Soon Chambers began receiving copies of alum letters. Aides for Senators Portman and Brown started receiving phone calls and letters from alums who reported how Upward Bound redirected their lives. One student, who had grown up in a home afflicted by drug addiction, said that Upward Bound’s services intervened in ways that nothing else could have. Because of that intervention, the student was currently teaching college courses and completing his Ph.D. The aides began calling Chambers, telling him about the outpouring of support for the program.
The real turning point came, Chambers said, when alumna Ebony Speaks, a doctor of social work candidate, mentioned the Upward Bound application rejection at social workers’ meeting in Columbus. People there directed her to Congressman Warren Davidson from Ohio’s 8th District. Impressed with her story, Davidson called the Wittenberg interim president and put his legislative aide, Ron Hammond, on the case. “Once Warren Davidson and Ron Hammond got involved, it was a no holds barred type of fight. It was on,” Chambers says. And not a minute too soon: according to Department of Education regulations and policies, TRIO programs were to know their funding status by the first week of May.
Then the timeline went like this:
4/4-4/26: Hammond organized several congressional offices to write to Department of Education Secretary Betsy DeVos, asking her to reconsider the rejected schools.
4/26: A Chronicle of Higher Education story on Upward Bound application rejections prompted a national uproar.
4/27: Secretary DeVos issued a memo saying that rejection over formatting issues wouldn’t happen again. Although this was good news for programs that weren’t seeking new funding, it didn’t help programs that ED had rejected for FY 2017.
4/28: At the urging of TRIO Caucus Co-Chairs Susan Collins (R-ME) and Jon Tester (D-MT), 25 senators wrote to Secretary DeVos asking her to read and score rejected Upward Bound applications.
5/3: More than 30 Members of the House wrote another letter to Secretary DeVos, asking her to read and score rejected Upward Bound applications.
5/5: The FY 2017 omnibus appropriations bill was signed into law, with $50 million additional dollars for TRIO programs. The bill included report language that encouraged ED to provide flexibility to rejected FY 2017 Upward Bound programs by permitting the submission of corrected applications.
5/17: Ron Hammond “throws a Hail Mary” memo to Secretary DeVos, outlining steps the Department could take to avoid legal exposure to reverse the decision and help rejected programs. Congressman Davidson hands it to Secretary DeVos’ staff.
The Wittenberg Upward Bound summer program began June 1, and the Department still hasn’t notified Chambers about its funding. But Eddie’s advocacy campaign had reached its simple goal. On June 6, the Department told Representative Davidson that it is reviewing all the Upward Bound applications that it had rejected for formatting errors.

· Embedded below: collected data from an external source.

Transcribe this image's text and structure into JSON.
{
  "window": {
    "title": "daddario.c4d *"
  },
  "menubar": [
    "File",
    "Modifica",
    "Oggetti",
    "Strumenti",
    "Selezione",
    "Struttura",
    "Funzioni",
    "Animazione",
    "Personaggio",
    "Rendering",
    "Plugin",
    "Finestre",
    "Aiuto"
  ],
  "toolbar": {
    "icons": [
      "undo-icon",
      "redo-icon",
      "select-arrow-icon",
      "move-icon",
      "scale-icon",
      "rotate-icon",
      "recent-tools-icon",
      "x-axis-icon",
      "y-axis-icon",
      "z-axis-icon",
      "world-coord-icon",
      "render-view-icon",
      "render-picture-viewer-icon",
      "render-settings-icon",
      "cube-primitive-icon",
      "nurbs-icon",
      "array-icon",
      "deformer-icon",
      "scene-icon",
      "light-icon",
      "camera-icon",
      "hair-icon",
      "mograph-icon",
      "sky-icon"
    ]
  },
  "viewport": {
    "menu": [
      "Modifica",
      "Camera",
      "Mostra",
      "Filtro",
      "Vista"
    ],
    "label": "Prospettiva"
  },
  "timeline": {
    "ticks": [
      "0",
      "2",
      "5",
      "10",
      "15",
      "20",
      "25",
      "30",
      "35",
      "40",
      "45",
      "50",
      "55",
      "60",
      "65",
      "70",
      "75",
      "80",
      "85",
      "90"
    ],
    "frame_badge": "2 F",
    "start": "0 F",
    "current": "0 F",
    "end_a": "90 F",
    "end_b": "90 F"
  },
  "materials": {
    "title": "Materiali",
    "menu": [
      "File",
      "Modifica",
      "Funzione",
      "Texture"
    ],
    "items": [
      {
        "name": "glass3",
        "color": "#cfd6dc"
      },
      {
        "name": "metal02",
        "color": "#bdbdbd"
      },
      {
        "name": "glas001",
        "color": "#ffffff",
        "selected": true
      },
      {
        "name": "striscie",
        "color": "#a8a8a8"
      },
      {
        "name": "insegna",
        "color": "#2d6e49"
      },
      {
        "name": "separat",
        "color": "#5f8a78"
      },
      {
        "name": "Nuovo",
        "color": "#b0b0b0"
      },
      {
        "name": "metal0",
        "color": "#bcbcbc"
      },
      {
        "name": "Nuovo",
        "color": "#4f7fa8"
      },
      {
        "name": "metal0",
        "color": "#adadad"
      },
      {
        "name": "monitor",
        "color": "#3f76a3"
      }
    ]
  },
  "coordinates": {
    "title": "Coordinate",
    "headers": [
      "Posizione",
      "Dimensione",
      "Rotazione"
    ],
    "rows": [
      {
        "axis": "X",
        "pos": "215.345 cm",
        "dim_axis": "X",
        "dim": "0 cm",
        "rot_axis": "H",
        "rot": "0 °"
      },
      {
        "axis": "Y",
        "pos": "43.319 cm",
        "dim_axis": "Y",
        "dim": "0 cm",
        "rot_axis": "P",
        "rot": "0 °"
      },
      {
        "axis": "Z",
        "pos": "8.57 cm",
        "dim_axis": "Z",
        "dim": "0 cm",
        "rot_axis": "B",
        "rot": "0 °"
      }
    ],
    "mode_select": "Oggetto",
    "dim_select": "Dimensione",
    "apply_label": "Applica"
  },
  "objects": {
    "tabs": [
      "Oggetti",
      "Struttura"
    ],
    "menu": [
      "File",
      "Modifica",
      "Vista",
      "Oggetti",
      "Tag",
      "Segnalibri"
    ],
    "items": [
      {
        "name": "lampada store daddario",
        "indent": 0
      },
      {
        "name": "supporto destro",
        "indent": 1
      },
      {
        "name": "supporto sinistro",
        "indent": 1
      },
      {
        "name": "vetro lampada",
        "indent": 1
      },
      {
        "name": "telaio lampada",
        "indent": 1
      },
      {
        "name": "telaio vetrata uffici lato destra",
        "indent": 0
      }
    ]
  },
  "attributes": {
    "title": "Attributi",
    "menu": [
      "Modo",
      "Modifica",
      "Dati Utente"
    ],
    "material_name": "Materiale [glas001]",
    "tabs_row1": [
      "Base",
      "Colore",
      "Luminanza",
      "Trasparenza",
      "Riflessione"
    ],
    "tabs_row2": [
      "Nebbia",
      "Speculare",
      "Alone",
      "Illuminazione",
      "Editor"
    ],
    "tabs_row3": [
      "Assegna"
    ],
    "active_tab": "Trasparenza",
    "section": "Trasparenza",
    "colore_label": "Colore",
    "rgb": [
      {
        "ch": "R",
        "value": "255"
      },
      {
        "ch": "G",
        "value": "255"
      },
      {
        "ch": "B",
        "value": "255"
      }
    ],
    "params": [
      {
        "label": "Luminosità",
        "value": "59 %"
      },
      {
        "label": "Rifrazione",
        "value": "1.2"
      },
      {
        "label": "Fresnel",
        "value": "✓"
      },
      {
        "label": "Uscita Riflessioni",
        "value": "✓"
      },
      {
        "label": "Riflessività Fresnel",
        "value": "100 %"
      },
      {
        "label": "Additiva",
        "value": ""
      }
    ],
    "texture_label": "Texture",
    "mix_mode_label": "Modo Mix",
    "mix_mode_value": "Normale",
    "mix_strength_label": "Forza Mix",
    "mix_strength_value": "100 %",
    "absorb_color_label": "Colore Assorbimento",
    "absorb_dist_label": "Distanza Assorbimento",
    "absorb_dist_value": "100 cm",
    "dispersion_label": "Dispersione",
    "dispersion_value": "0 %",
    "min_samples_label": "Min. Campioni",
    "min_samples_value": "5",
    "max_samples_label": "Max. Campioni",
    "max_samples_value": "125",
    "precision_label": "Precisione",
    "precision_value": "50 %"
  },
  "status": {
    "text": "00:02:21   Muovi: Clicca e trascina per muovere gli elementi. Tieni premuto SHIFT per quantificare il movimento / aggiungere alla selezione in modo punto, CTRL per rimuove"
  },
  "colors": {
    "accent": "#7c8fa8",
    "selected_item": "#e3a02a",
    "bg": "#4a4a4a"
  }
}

The situation is ironic, Chambers points out, given the Department’s sensitivity to detail like fonts and spacing errors. “If the shoe had been on the other foot and they wanted us to do something and get them information by 4 p.m. that day, and we failed to do that, the Department would cite us,” he says.
Despite its funding crisis, Wittenberg University has stepped up to ensure its 51-year-old program remains viable to the Springfield community.
Chambers, in the meantime, is set to retire at the end of the summer. Those 64 days of advocacy have exhausted him, but he’s glad he could apply his experience to save the program. “This program means too much to me,” he says. “If we go down, we’re going down kicking and screaming. We’re not going down lightly without putting up a fight.”